Electrospinning scaffold polymers. There are currently two standard electrospinning patterns, vertical and horizontal, with three new electrospinning parameters at different angles to study the effect of gravity. Due to the growing interest in this technology, many research groups have developed more sophisticated mechanisms to fabricate more complex nanofiber structures in a more controlled and efficient manner [10, 11], see (Figure 2). For example, motorized fiber and multi-jet harvesting is a method of making a nanofiber scaffold composed of multiple layers, each made from a different type of polymer. In addition, this technology can be used to create scaffolds from polymer composites, where the fibers in each layer are a combination of different types of polymers.

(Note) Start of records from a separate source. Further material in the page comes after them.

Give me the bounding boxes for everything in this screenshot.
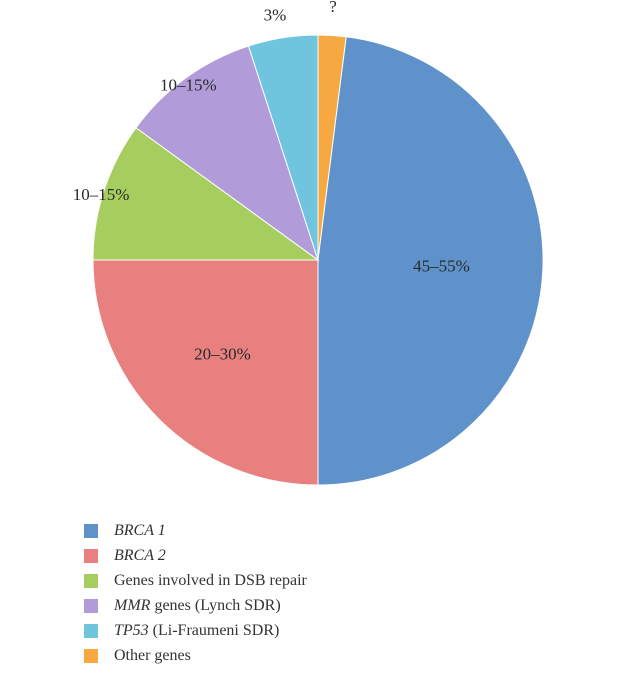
slice-label-tp53: 3% [264,6,287,25]
legend-label: MMR genes (Lynch SDR) [114,598,281,614]
legend-item: BRCA 1 [84,518,307,543]
slice-label-other: ? [329,0,337,16]
legend-item: Genes involved in DSB repair [84,568,307,593]
legend-swatch [84,549,98,563]
legend-label: TP53 (Li-Fraumeni SDR) [114,623,279,639]
legend-label: Other genes [114,648,191,664]
legend-swatch [84,524,98,538]
legend-label: BRCA 1 [114,523,166,539]
slice-label-mmr: 10–15% [160,75,217,94]
legend-swatch [84,624,98,638]
slice-label-dsb: 10–15% [73,185,130,204]
legend-label: Genes involved in DSB repair [114,573,307,589]
legend-swatch [84,649,98,663]
legend-item: Other genes [84,643,307,668]
legend-label: BRCA 2 [114,548,166,564]
legend: BRCA 1 BRCA 2 Genes involved in DSB repair… [84,518,307,668]
legend-swatch [84,599,98,613]
legend-item: BRCA 2 [84,543,307,568]
chart-container: ? 45–55% 20–30% 10–15% 10–15% 3% BRCA 1 BRCA 2… [0,0,620,680]
legend-item: TP53 (Li-Fraumeni SDR) [84,618,307,643]
legend-swatch [84,574,98,588]
legend-item: MMR genes (Lynch SDR) [84,593,307,618]
pie-slice-brca2 [93,260,318,485]
slice-label-brca2: 20–30% [194,344,251,363]
pie-chart: ? 45–55% 20–30% 10–15% 10–15% 3% [0,0,620,510]
slice-label-brca1: 45–55% [413,257,470,276]
pie-svg: ? 45–55% 20–30% 10–15% 10–15% 3% [0,0,620,510]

The electrospinning process has been extensively studied . This mechanism occurs when the surface tension of the solution is increased by an applied electric field, resulting in the creation of small sprays from the surface. Taylor  explained the critical voltage at which this distortion can occur:
Electrospinning scaffold polymers
Here V is an electric field, γ is the surface tension of the liquid and r is the radius of the hanging drop . Taylor studied a small sample of liquids and determined an equilibrium surface tension with an equilibrium angle of 49.3 degrees using electrostatic forces. Taylor cones are essential for electrospinning because they describe the occurrence of fine speed gradients in the fiber formation process. When V > Vc, a tiny jet of solution is blown off the surface of the cone and moves towards the opposite pole, the electrode near the electrical ground. To describe it, an electrospun beam is an array of charged elements released from a viscoelastic medium with one end connected to the origin and the other end connected. When a polymer solution maintained in a surface tension capillary state is subjected to an electric field, a charge is generated on the surface of the liquid .
The mutual charge repulsion creates a force against the surface tension forces and shear stresses are created in the liquid. By increasing the strength of the electric field, the ions in the solution with the same polarity are forced to cluster on the surface of the droplet. The length of the stable beam increases with increasing voltage. After the viscoelastic beam begins to move away from the Taylor cone, it initially moves on a linear trajectory. The jet gradually begins to deviate from this linear path and complex shape changes can occur due to the repulsive forces in the charged elements within the electrospun jet . The jet can have a significant reduction in area and spiral loops are created from this. This phenomenon is often known as flapping instability. This stretches the hemispherical surface of the solution at the end of the capillary tube, forming a cone called a Taylor cone (Figure 3). At very high electric fields (V > Vc), a charged jet of solution emerges from the apex of the Taylor cone and moves to an opposite (-) (or electrically grounded) electrode.